The Sun has been ecstatic in its editorial today: it calls Michael “Oiky” Gove “a shrewd choice to be in charge of abolishing the Human Rights Act … This bonkers law puts the rights of terrorists, foreign lags and illegal immigrants on a pedestal ahead of the rights of the British people … It has to go”. But there was, as Captain Blackadder might have observed, only one thing wrong with this idea - it was bollocks.
But then Theresa May, who has been confirmed as continuing in her previous role as Home Secretary, is going to re-introduce her “Snoopers’ Charter”. And this is important: while the Sun, and many other Tory cheerleaders, want to crow about how wonderful this move is, the reality is that everyone has rights, and for a very good reason. Once again, I turn to Lord Bingham’s explanation, and its concluding question.
The right not to be tortured or subjected to inhuman or degrading treatment or punishment. The right not to be enslaved.
The right to liberty and security of the person.
The right to a fair trial.
The right not to be retrospectively penalised.
The right to respect for private and family life.
Freedom of thought,conscience and religion. Freedom of expression.
Freedom of assembly and association.
The right to marry.
The right not to be discriminated against in the enjoyment of those rights.
The right not to have our property taken away except in the public interest and with compensation.
The right of fair access to the country’s educational system.
The right to free elections.
Human rights are not, however, protected for the likes of people like me – or most of you. They are protected for the benefit above all of society’s outcasts, those who need legal protection because they have no other voice – the prisoners, the mentally ill, the gipsies, the homosexuals, the immigrants, the asylum-seekers, those who are at any time the subject of public obloquy”.
4 comments:
British judges are an independent lot. I really can't see them abandoning the principles of the HRA.
Here's what I don't get.
The rights that the right wing are so keen on abolishing aren't actually guaranteed by the HRA. They are guaranteed by the many and various treaties that comprise the European Convention on Human Rights and Fundamental Freedoms.
The HRA simply brings the treaty into UK law but abolishing it won't affect them.
So is the government intending to withdraw from the ECHR?
IT wouldn't surprise me.
Roy.I think that going to the ECHR is expensive and time consuming. The Government may be hoping to extradite people first.
I wonder how long it will be before Gove describes the whole legal profession as The Blob?

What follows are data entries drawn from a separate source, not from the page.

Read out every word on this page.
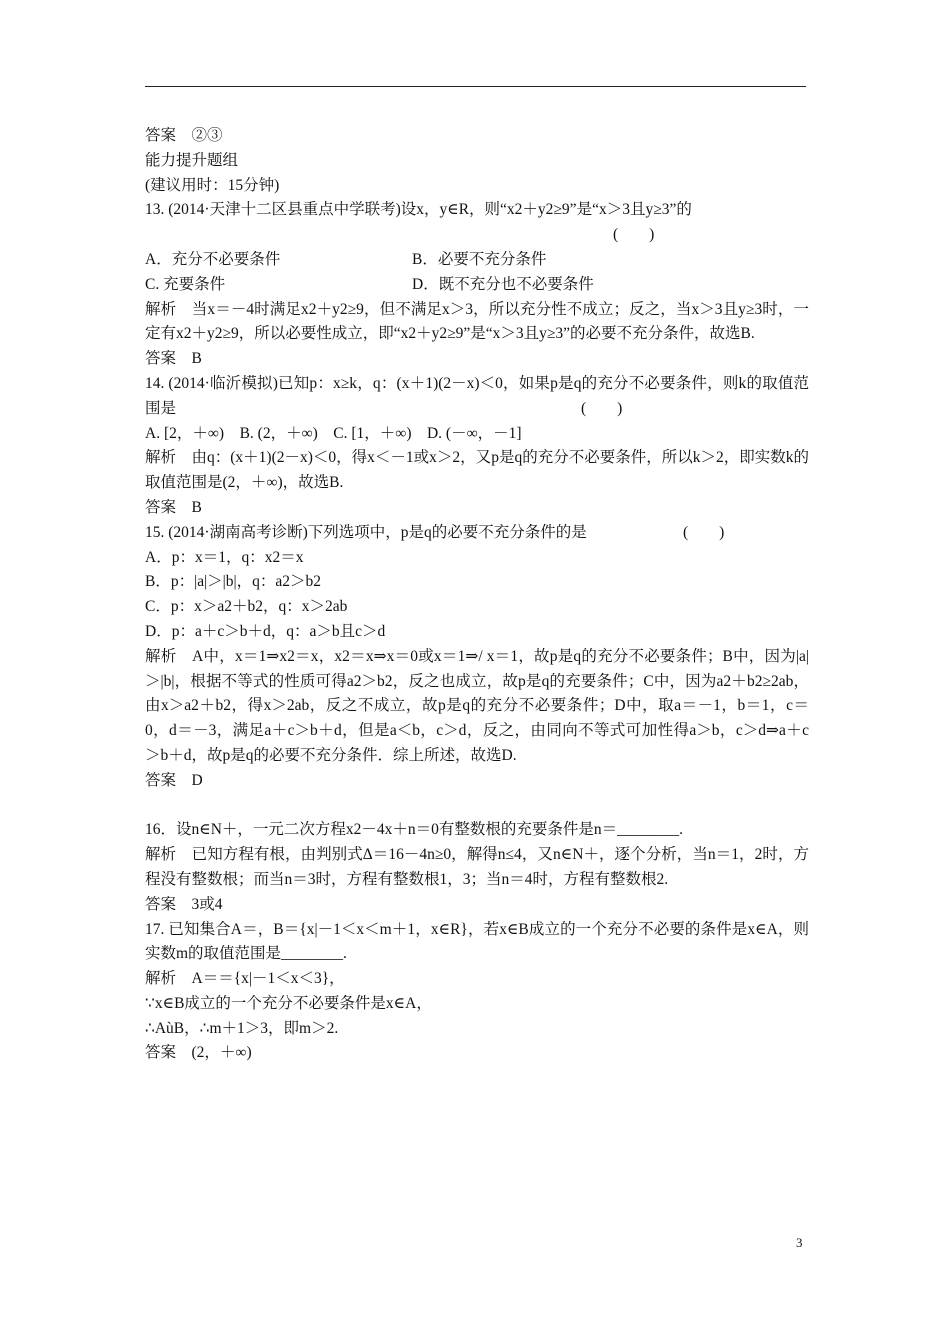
答案　②③
能力提升题组
(建议用时：15分钟)
13. (2014·天津十二区县重点中学联考)设x，y∈R，则“x2＋y2≥9”是“x＞3且y≥3”的
(　　)
A．充分不必要条件	B．必要不充分条件
C. 充要条件	D．既不充分也不必要条件
解析　当x＝－4时满足x2＋y2≥9，但不满足x＞3，所以充分性不成立；反之，当x＞3且y≥3时，一定有x2＋y2≥9，所以必要性成立，即“x2＋y2≥9”是“x＞3且y≥3”的必要不充分条件，故选B.
答案　B
14. (2014·临沂模拟)已知p：x≥k，q：(x＋1)(2－x)＜0，如果p是q的充分不必要条件，则k的取值范围是	(　　)
A. [2，＋∞)　B. (2，＋∞)　C. [1，＋∞)　D. (－∞，－1]
解析　由q：(x＋1)(2－x)＜0，得x＜－1或x＞2，又p是q的充分不必要条件，所以k＞2，即实数k的取值范围是(2，＋∞)，故选B.
答案　B
15. (2014·湖南高考诊断)下列选项中，p是q的必要不充分条件的是	(　　)
A．p：x＝1，q：x2＝x
B．p：|a|＞|b|，q：a2＞b2
C．p：x＞a2＋b2，q：x＞2ab
D．p：a＋c＞b＋d，q：a＞b且c＞d
解析　A中，x＝1⇒x2＝x，x2＝x⇒x＝0或x＝1⇒/ x＝1，故p是q的充分不必要条件；B中，因为|a|＞|b|，根据不等式的性质可得a2＞b2，反之也成立，故p是q的充要条件；C中，因为a2＋b2≥2ab，由x＞a2＋b2，得x＞2ab，反之不成立，故p是q的充分不必要条件；D中，取a＝－1，b＝1，c＝0，d＝－3，满足a＋c＞b＋d，但是a＜b，c＞d，反之，由同向不等式可加性得a＞b，c＞d⇒a＋c＞b＋d，故p是q的必要不充分条件．综上所述，故选D.
答案　D
16．设n∈N＋，一元二次方程x2－4x＋n＝0有整数根的充要条件是n＝________.
解析　已知方程有根，由判别式Δ＝16－4n≥0，解得n≤4，又n∈N＋，逐个分析，当n＝1，2时，方程没有整数根；而当n＝3时，方程有整数根1，3；当n＝4时，方程有整数根2.
答案　3或4
17. 已知集合A＝，B＝{x|－1＜x＜m＋1，x∈R}，若x∈B成立的一个充分不必要的条件是x∈A，则实数m的取值范围是________.
解析　A＝＝{x|－1＜x＜3}，
∵x∈B成立的一个充分不必要条件是x∈A，
∴AùB，∴m＋1＞3，即m＞2.
答案　(2，＋∞)
3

An article in the Telegraph today (of all places) points out that the right to appeal to the European Court comes not from the HRA but our membership of the European Convention and withdrawing from that would cause huge constitutional difficulties, since
"The Acts of Parliament giving power to the Scottish Parliament, and the Welsh Assembly presuppose Britain's membership of the Convention, as does the 1998 Belfast Good Friday Agreement. If Britain left the Convention, these would have to be amended.

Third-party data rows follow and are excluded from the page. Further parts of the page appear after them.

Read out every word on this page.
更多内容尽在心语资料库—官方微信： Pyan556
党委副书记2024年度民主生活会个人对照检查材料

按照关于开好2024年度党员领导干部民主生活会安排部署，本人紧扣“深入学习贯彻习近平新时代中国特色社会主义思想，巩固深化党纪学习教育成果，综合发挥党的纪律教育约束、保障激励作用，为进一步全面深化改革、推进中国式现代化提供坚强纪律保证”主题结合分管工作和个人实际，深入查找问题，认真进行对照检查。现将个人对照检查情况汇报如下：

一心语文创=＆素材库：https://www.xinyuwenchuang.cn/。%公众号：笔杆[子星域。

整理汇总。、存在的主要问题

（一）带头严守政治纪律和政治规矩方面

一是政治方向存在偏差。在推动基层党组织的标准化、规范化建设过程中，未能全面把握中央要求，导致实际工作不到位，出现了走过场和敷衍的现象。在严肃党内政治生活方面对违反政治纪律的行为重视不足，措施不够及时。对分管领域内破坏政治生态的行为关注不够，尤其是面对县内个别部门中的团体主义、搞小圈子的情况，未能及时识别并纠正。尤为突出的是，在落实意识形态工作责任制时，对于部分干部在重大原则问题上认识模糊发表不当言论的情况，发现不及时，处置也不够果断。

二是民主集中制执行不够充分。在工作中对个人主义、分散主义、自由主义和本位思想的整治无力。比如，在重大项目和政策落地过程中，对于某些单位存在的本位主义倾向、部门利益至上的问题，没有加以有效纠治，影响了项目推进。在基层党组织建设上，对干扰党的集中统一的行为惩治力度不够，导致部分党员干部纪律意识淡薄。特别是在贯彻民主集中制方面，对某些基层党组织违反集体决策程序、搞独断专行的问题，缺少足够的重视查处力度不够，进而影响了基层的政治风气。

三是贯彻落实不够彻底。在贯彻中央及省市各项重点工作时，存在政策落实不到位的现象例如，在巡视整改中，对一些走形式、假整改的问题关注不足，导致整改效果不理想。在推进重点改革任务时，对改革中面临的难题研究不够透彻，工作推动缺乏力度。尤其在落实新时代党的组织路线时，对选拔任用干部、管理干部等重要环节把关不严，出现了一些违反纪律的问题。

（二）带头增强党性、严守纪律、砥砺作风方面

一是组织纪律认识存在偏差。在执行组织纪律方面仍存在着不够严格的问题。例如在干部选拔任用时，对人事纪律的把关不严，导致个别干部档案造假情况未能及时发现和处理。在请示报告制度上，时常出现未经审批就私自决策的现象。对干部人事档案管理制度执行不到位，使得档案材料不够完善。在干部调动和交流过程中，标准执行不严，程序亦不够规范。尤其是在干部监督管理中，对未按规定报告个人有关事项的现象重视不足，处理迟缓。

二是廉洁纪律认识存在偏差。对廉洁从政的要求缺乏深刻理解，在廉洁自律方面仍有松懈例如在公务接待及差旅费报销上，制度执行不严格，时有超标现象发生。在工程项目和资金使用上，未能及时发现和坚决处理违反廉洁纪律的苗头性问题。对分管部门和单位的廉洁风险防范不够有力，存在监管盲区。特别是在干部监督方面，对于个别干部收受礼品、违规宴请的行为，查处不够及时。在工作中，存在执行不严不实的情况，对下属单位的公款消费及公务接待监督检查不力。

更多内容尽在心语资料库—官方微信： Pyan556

... that would be possible as a matter of strict law. However, under the 1998 Sewel Convention (which would apply with equal force to Northern Ireland and probably to Wales): “Westminster will not normally legislate with regard to devolved matters in Scotland without the consent of the Scottish Parliament.” In other words, withdrawing Britain from the Convention would for all practical purposes require the consent of each of the separate nations of the UK."
http://www.telegraph.co.uk/news/general-election-2015/politics-blog/11598319/Michael-Goves-attempt-to-repeal-the-Human-Rights-Act-faces-almost-insurmountable-odds.html
Good luck with that, Mike. I don't think the well paid, independent-minded legal profession will be quite as sensitive to your name calling as the teachers who cowered under the permanent state of revolution you introduced via an increasingly punitive Ofsted regime and forced academisation.